Pelo caráter ritualístico dos linchamentos brasileiros, são punitivos, mas não são pedagógicos, não servem para ensinar o público que assiste. São para cumprir uma lógica de vingança e expiação, cumpre-se uma punição em que o ato vingativo se basta a si mesmo. Em primeiro lugar, os linchadores querem alcançar a própria vítima, não se despende preocupação com possíveis transgressores futuros. Não se deseja prevenir um crime, mas sim, ainda segundo Martins, “punir um crime com redobrada crueldade em relação ao delito que o motiva”. Ao contrário da tradição estadunidense, não há momento de ambiguidade entre “justiça revolucionária” e “mob violence” (“violência de turba”), não há ambiguidade transformativa na história da prática de linchamentos em território brasileiro, a premissa é puramente conservadora: busca preservar valores tradicionais tidos como feridos e transgredidos. É didática a enumeração dos traços mais comuns do linchamento à brasileira segundo Martins:

“No geral, os aspectos mais significativos dos linchamentos se manifestam após a morte da vítima ou, então, no modo como a morte é imposta e o local em que ocorre. O típico linchamento começa com a descoberta do autor de crime que o torna potencial vítima de linchamento, sua perseguição, apedrejamento seguido de pauladas e pontapés, às vezes com a vítima amarrada a um poste, mutilação física, castração em caso de crimes sexuais (com a vítima ainda viva) e queima do corpo. Essas são as sequências mais comuns da violência.”
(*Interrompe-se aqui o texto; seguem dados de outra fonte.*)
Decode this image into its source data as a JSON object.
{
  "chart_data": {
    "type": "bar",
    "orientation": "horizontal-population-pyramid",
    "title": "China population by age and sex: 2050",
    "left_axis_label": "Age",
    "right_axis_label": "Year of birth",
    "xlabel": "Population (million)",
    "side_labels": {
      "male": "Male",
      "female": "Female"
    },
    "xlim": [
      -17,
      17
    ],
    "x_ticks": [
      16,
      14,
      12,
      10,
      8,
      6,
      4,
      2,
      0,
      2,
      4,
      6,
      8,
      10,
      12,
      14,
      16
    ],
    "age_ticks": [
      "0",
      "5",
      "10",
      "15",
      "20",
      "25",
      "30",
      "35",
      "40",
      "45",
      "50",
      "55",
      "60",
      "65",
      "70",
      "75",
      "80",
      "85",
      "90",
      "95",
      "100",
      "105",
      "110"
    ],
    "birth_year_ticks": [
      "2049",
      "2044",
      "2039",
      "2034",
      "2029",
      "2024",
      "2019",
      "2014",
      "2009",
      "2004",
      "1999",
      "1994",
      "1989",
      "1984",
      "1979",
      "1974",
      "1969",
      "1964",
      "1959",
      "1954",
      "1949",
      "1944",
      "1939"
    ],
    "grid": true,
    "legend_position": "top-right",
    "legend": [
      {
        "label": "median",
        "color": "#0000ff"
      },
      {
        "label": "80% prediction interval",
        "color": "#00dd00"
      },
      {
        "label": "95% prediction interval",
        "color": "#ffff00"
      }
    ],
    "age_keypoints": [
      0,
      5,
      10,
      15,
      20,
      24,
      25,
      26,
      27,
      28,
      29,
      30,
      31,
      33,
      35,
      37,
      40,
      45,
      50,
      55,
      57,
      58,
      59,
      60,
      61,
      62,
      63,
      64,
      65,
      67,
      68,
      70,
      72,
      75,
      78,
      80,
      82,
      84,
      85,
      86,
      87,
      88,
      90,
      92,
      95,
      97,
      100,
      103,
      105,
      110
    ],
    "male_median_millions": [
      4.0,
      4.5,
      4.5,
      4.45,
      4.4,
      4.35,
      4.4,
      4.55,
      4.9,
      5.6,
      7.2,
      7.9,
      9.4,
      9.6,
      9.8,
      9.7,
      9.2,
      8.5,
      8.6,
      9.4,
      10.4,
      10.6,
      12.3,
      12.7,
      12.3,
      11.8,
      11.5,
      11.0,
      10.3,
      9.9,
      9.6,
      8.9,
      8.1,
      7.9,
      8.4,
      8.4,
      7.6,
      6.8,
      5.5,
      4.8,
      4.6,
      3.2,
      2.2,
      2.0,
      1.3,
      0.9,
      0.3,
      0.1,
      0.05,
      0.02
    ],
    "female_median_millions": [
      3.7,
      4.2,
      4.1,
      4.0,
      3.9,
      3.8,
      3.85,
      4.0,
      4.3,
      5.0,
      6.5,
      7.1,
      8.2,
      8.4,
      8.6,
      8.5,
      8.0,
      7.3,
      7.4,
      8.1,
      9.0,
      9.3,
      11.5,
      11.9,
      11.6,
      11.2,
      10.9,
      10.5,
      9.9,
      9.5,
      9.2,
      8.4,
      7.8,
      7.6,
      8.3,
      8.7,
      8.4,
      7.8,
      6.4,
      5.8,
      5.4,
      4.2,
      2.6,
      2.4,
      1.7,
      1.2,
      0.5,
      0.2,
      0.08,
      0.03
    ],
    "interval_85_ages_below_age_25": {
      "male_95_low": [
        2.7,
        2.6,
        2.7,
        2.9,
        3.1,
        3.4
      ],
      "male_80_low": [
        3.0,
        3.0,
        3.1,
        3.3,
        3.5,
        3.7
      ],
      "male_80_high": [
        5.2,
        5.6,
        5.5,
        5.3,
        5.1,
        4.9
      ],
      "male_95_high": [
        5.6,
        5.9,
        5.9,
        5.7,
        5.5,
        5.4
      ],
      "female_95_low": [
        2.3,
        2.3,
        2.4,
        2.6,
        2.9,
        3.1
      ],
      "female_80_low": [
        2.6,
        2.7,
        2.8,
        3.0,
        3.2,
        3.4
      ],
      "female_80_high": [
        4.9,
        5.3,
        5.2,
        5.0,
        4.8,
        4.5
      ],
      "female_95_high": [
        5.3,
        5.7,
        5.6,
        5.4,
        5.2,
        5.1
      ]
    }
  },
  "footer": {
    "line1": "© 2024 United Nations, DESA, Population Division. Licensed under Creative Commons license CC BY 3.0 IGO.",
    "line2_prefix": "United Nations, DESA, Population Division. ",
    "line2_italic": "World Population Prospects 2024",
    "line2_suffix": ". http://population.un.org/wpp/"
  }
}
Assim, na desfiguração mutiladora, há um esforço ritualístico em proclamar a falta de humanidade da vítima, constroem teatralmente sua animalização, sua expulsão do gênero humano. A ênfase do caráter afirmativo se dá na prática mutiladora, na ação daqueles que cumprem o ritual, e não na exposição pedagógica da transgressão corrigida, como na ambição legislativa do linchamento norte-americano. No caso brasileiro, quando o corpo fica exposto, amarrado em espaço público, não se trata de uma lição para os que observam o cadáver mutilado, pois assim é disposto para os perpetradores admirarem a própria obra, sendo esta não raro uma ação cometida entre vizinhos e pessoas que compartilham cotidianos em território restrito.

Para Martins, haveria uma relação de julgamento mútuo entre dois campos de moral positiva: a popular e a legal, a primeira a julgar a segunda. Segundo esta explicação, a população lincha para indicar um desacordo com alternativas de mudança social que violam normas de conduta tidas como tradicionais, um protesto corretivo conservador cioso por transformar em realidade e de forma incipiente a participação democrática, de poder popular executando uma vontade soberana que estruturas democráticas tradicionais não conseguem contemplar. Uma explosão derivada da impossibilidade de formalizar em termos institucionais um desejo de transformação da realidade, de afirmar valores sociais. Estamos às voltas com a oposição entre norma e substrato social, a fundamentação da compreensão durkheimiana de “anomia social”. Neste sentido, o linchamento seria um fenômeno próximo de comportamentos coletivos como saques e quebra-quebras, pois são formas de transgressão e violência no espaço público que expõem uma desidentificação entre massa de indivíduos e formas de regulação da sociedade – um rompimento de “contrato social” ritualizado.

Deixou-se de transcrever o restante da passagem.